Where I worked we had a very important time sensitive project. The server had to do a lot of calculations on a terrain dataset that covered the entire planet.
The server had a huge amount of RAM and each calculation block took about a week. It could not be saved until the end of the calculation and only that server had the RAM to do the work. So if it went down we could lose almost a weeks work.
Project was due in 6 months and calculation time was estimated to be about 5 1/2 months. So we couldn't afford any interruptions.
We had bought a huge UPS meant for a whole server rack. For this one server. It could keep the server up for three days. That way even if wet lost power over the weekend it would keep going and we would have time to buy a generator.
One Friday afternoon the building losses power and I go check on the server room. Sure enough the big UPS with a sign saying only for project xyz has a bunch of other servers plugged into it.
I quickly unplug all but ours. I tell my boss and we go home at 5. Latter that day the power comes back on.
On Monday there are a ton of departments bitching that they came in an their servers were unplugged. Lots of people wanted me fired. My boss backed me and nothing happened but it was stressful.
I'd be super gluing those plastic toddler plug covers all over that thing.
fuck those other departments.
You’d be surprised with inheriting tech debt. Quite often there’s no documentation, the last person to log in to the system is an admin that quit 3 years ago, but it doesn’t much matter because that’s only for a direct console login which normal users don’t do when accessing the application. With tribal knowledge gone and no documentation, only when you pull the network for a bit do you discover that there was this one random script running on it that was responsible for loading up all the needed data in the current system, when 9 of the other 10 times those scripts were no longer needed.
In a perfect world you’d have documentation, architecture and data flow diagrams for everything, but “ain’t nobody got time for that” and it doesn’t happen.
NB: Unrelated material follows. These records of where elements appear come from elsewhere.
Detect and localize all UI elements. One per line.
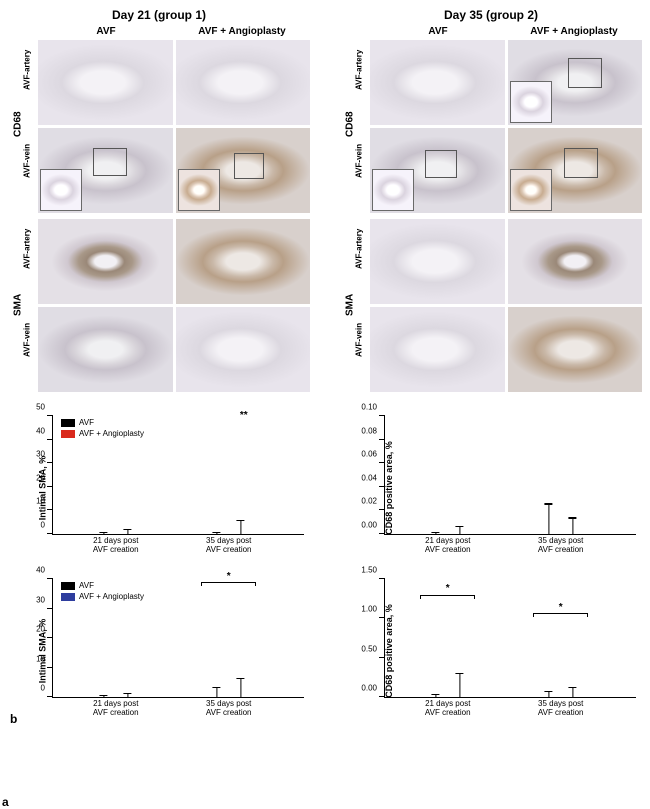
row-avf-artery: AVF-artery [38,219,310,304]
y-tick-label: 1.00 [361,605,385,614]
group-1-panel: Day 21 (group 1) AVF AVF + Angioplasty C… [8,8,310,398]
marker-label: CD68 [13,117,24,137]
y-tick-label: 0.06 [361,450,385,459]
charts-section: 0102030405021 days postAVF creation35 da… [8,410,642,728]
y-tick-label: 0.10 [361,403,385,412]
group-2-title: Day 35 (group 2) [340,8,642,22]
row-avf-artery: AVF-artery [38,40,310,125]
row-label: AVF-vein [23,343,32,357]
micrograph [370,219,505,304]
chart-sma-red: 0102030405021 days postAVF creation35 da… [8,410,310,565]
row-avf-artery: AVF-artery [370,219,642,304]
y-axis-label: CD68 positive area, % [384,604,394,698]
sma-block: SMA AVF-artery AVF-vein [8,219,310,392]
y-tick-label: 0.02 [361,497,385,506]
row-label: AVF-vein [355,343,364,357]
col-header: AVF [38,26,174,40]
marker-label: SMA [345,296,356,316]
x-axis-label: 35 days postAVF creation [538,534,584,555]
micrograph [508,219,643,304]
marker-label: SMA [13,296,24,316]
y-axis-label: CD68 positive area, % [384,441,394,535]
micrograph [38,128,173,213]
micrograph [38,40,173,125]
x-axis-label: 21 days postAVF creation [93,697,139,718]
x-axis-label: 21 days postAVF creation [425,534,471,555]
row-label: AVF-vein [23,164,32,178]
micrograph [176,219,311,304]
y-tick-label: 0.00 [361,521,385,530]
row-avf-vein: AVF-vein [370,307,642,392]
col-header: AVF + Angioplasty [506,26,642,40]
significance-marker: * [559,602,563,613]
micrograph [508,307,643,392]
y-tick-label: 0 [41,684,53,693]
legend-label: AVF + Angioplasty [79,592,144,601]
chart-row-1: 0102030405021 days postAVF creation35 da… [8,410,642,565]
legend-label: AVF [79,581,94,590]
micrograph [370,40,505,125]
col-header: AVF + Angioplasty [174,26,310,40]
row-avf-vein: AVF-vein [370,128,642,213]
col-header: AVF [370,26,506,40]
chart-cd68-blue: 0.000.501.001.5021 days postAVF creation… [340,573,642,728]
y-tick-label: 0.04 [361,473,385,482]
marker-label: CD68 [345,117,356,137]
micrograph [176,40,311,125]
micrograph [38,219,173,304]
row-label: AVF-vein [355,164,364,178]
x-axis-label: 21 days postAVF creation [425,697,471,718]
legend-label: AVF [79,418,94,427]
y-tick-label: 30 [36,595,53,604]
y-tick-label: 0 [41,521,53,530]
micrograph-panels: Day 21 (group 1) AVF AVF + Angioplasty C… [8,8,642,398]
row-label: AVF-artery [355,255,364,269]
row-avf-vein: AVF-vein [38,128,310,213]
row-label: AVF-artery [23,255,32,269]
x-axis-label: 21 days postAVF creation [93,534,139,555]
row-avf-artery: AVF-artery [370,40,642,125]
chart-row-2: 01020304021 days postAVF creation35 days… [8,573,642,728]
significance-marker: * [446,583,450,594]
chart-sma-blue: 01020304021 days postAVF creation35 days… [8,573,310,728]
sma-block: SMA AVF-artery AVF-vein [340,219,642,392]
legend-label: AVF + Angioplasty [79,429,144,438]
micrograph [508,128,643,213]
y-axis-label: Intimal SMA, % [37,455,47,520]
significance-marker: * [227,571,231,582]
y-tick-label: 0.00 [361,684,385,693]
y-tick-label: 0.08 [361,426,385,435]
group-1-title: Day 21 (group 1) [8,8,310,22]
x-axis-label: 35 days postAVF creation [206,534,252,555]
group-2-panel: Day 35 (group 2) AVF AVF + Angioplasty C… [340,8,642,398]
micrograph [370,128,505,213]
y-tick-label: 0.50 [361,644,385,653]
y-tick-label: 40 [36,426,53,435]
chart-legend: AVF AVF + Angioplasty [61,418,144,438]
micrograph [176,307,311,392]
cd68-block: CD68 AVF-artery AVF-vein [8,40,310,213]
micrograph [38,307,173,392]
cd68-block: CD68 AVF-artery AVF-vein [340,40,642,213]
group-1-col-headers: AVF AVF + Angioplasty [38,26,310,40]
chart-cd68-red: 0.000.020.040.060.080.1021 days postAVF … [340,410,642,565]
micrograph [176,128,311,213]
row-label: AVF-artery [23,76,32,90]
row-avf-vein: AVF-vein [38,307,310,392]
group-2-col-headers: AVF AVF + Angioplasty [370,26,642,40]
x-axis-label: 35 days postAVF creation [206,697,252,718]
micrograph [508,40,643,125]
chart-legend: AVF AVF + Angioplasty [61,581,144,601]
significance-marker: ** [240,410,248,421]
panel-letter-b: b [10,712,17,726]
x-axis-label: 35 days postAVF creation [538,697,584,718]
y-axis-label: Intimal SMA, % [37,618,47,683]
row-label: AVF-artery [355,76,364,90]
y-tick-label: 50 [36,403,53,412]
micrograph [370,307,505,392]
y-tick-label: 1.50 [361,566,385,575]
y-tick-label: 40 [36,566,53,575]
Had that the other way around recently. A docker container failed to come back up after I had updated the host OS.
Was about ready to restore the snapshot, when I looked further back in the logs on a hunch.
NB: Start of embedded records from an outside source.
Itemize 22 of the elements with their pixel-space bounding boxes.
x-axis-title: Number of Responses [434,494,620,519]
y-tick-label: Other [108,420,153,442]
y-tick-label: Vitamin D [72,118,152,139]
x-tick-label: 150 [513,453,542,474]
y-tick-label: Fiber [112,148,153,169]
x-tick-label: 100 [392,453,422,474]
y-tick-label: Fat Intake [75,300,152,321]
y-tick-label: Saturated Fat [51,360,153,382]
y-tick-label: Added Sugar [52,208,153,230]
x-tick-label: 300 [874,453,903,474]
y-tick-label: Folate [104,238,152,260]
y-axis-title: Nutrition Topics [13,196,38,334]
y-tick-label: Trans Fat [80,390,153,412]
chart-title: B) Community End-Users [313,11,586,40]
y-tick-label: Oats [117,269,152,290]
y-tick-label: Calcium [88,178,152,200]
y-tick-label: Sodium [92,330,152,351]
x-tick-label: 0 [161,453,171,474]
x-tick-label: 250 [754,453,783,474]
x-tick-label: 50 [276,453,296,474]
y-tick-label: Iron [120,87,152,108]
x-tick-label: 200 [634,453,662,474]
Turns out that container hadn't worked before the update either. The software's developer is long gone, and no one could tell me what it was supposedly doing.
company a gets bought by company b. company b fires 50% of company a.
even a scream test won't get you answers because nobody is around that could complain nor know where the docs are.
You'd be surprised. I had some security devices that I was actively using get shut down simply because some paperwork didn't get filled out properly and the data center team claimed they had no documentation on them.